Ayvayı Yedik Müzesi
Kitabın başlığına bakınca aklıma ilk, deyimin mecaz anlamı - kötü bir durumla yüzyüze gelmek- gelmişti. Acaba gerçekten öyle mi?
Çılgın bir babanne, trenle dünya turuna çıkmaya karar verirse ve toruna ardında sapsarı bir ayvayı hediye bırakırsa sizce neler olabilir?
Torunu Rüya şaşkındır. "Bir ayvayla ne yapabilirim ki" diye düşünür durmadan. Bir bulmaca çözer gibi ayvanın sırrını çözmeye çalışır. Gerçi doluya koyar almaz, boşa koyar dolmaz. Ama neyse ki aklına bir fikir gelir. Hemen babasının yanına koşar.
Babasından, babannesinin kitlesi yüksek sosyal medya hesaplarından bir paylaşım yapmasını ister ve bunun için bir mektup yazar.
Mektupta, babannesinin kendisine bir ayva verdiğini, ayvayı afiyetle yediğini, çekirdeklerini de kolye yapıp taşığını, hatta ailesiyle bir ayva müzesi kurduğundan uzun uzadıya bahseder.
Nihayetinde ise okuyuculardan "Bir ayva ile ne yapabiliriz?" sorusuna, verdikleri yanıtı bir kağıda yazıp, yedikleri ayva çekirdekleriyle beraber, müzeye göndermelerini ister.

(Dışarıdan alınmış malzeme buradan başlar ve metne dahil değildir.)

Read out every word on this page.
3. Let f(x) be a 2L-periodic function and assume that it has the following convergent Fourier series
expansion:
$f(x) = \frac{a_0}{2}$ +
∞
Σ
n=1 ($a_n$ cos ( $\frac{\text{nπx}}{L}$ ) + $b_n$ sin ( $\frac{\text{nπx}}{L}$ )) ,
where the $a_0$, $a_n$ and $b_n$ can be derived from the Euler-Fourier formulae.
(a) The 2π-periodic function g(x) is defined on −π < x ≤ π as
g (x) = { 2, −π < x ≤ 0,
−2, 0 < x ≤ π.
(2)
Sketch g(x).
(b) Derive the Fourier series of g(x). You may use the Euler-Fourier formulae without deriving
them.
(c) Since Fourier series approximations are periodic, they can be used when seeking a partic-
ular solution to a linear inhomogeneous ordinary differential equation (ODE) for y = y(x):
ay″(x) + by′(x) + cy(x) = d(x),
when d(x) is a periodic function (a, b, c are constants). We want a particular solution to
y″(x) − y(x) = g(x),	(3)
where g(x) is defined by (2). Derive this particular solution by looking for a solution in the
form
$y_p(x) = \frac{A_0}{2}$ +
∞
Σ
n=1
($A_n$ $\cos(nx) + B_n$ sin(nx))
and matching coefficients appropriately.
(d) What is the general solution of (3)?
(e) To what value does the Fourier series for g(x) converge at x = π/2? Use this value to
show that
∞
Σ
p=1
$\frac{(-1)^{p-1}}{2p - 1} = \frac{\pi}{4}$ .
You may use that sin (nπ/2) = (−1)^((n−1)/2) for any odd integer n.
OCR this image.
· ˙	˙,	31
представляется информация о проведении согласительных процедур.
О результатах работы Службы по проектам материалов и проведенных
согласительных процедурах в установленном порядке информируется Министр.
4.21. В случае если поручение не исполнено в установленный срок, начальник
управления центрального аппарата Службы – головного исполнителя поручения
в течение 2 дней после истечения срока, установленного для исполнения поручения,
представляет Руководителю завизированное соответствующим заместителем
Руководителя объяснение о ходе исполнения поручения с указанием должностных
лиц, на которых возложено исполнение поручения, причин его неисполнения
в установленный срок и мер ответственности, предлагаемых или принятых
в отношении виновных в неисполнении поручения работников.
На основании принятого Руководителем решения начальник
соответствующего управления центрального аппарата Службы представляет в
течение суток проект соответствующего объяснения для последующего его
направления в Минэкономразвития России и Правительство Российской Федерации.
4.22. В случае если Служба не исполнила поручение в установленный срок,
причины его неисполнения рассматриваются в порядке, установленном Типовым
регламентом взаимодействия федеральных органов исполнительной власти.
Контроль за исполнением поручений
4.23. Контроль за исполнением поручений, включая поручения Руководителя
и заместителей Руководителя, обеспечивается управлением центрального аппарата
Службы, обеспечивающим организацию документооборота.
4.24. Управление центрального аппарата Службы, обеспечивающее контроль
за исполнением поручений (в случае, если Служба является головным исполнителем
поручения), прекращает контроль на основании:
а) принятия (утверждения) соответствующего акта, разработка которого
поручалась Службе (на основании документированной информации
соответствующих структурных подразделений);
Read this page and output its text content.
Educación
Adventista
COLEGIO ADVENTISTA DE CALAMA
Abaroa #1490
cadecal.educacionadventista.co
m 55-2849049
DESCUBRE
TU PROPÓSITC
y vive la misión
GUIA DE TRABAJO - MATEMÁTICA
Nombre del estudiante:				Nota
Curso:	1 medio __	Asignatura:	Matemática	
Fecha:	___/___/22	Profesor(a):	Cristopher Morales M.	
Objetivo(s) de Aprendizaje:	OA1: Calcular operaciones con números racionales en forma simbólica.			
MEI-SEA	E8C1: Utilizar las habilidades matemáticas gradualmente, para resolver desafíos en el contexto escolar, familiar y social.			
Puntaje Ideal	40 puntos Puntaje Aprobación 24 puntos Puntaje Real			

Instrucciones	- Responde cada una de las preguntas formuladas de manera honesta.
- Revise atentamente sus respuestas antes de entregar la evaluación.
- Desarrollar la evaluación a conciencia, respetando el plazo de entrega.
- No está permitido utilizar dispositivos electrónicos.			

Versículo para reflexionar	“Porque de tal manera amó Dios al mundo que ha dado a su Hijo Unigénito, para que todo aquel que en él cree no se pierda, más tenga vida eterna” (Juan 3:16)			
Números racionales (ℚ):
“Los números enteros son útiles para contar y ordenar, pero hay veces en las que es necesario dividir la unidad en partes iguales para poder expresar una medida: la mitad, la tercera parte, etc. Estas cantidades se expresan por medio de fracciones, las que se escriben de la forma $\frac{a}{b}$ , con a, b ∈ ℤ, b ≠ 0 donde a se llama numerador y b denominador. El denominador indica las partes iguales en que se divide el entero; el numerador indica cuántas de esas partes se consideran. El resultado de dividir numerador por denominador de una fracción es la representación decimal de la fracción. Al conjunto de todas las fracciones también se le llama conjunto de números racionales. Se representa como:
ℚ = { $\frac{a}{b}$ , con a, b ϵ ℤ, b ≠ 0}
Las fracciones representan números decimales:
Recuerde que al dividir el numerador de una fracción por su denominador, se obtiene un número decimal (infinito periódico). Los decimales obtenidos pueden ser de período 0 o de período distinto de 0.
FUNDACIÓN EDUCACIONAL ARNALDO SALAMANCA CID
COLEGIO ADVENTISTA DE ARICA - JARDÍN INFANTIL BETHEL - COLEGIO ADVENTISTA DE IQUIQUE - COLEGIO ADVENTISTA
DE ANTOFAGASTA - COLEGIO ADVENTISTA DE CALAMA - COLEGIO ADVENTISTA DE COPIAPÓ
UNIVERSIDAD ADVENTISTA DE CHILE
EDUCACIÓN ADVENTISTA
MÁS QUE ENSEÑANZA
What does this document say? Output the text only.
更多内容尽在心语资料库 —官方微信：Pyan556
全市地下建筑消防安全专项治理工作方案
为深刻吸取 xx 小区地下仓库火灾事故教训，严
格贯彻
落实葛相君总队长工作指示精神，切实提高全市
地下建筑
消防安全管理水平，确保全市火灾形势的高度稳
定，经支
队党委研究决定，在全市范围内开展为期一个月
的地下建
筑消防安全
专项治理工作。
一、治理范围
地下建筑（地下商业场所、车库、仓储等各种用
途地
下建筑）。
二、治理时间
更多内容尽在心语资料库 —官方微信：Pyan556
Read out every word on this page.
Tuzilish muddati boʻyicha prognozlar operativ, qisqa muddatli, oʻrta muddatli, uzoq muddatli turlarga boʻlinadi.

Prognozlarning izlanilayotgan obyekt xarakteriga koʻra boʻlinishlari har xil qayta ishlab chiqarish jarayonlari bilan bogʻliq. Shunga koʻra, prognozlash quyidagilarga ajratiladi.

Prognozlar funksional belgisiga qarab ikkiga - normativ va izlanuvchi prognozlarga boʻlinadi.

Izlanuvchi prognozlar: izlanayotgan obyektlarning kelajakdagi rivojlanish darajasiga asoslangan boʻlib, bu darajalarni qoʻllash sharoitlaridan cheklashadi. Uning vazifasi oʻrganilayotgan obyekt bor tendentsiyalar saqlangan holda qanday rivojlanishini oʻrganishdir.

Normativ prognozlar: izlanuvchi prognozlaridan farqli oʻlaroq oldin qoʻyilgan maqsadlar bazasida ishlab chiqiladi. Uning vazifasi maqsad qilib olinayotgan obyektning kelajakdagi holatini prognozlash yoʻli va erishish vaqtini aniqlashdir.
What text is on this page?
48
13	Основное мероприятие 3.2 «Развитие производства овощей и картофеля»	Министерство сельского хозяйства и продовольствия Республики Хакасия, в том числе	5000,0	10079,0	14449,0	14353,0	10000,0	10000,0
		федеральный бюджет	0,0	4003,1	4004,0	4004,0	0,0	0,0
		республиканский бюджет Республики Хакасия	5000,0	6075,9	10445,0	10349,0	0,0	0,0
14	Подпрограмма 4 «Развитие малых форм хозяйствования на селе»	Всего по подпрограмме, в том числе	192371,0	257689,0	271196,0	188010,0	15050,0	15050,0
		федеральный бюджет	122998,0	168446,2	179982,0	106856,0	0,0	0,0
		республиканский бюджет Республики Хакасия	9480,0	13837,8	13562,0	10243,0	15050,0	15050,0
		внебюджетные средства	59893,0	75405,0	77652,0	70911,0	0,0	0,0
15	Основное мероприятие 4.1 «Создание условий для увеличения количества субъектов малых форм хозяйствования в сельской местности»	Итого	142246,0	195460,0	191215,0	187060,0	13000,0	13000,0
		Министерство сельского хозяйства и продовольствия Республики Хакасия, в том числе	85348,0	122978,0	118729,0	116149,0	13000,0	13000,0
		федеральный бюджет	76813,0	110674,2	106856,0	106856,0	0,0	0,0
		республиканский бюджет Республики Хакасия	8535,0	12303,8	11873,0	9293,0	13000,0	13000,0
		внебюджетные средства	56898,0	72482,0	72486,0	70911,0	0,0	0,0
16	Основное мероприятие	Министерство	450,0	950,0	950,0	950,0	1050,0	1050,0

Müzeye öyle ilginç cevaplar gelir ki.. Babannesinin "Önemli olan ne anlattığın değil. Önemli olan nasıl anlattığındır." sözünü an be an haklı çıkarır.
"Haydi bildiğin bir fikir var. Müzedeki yüzlerce ayva çekirdeğin toprağa ekmeğe gidiyoruz. Eğer sen de bir ayva yersen, ayva çekirdeklerini biriktirip, toprağa dikerek, Ayvayı Yedik Müzesi'ne bir ağaç kazandırabilirsin.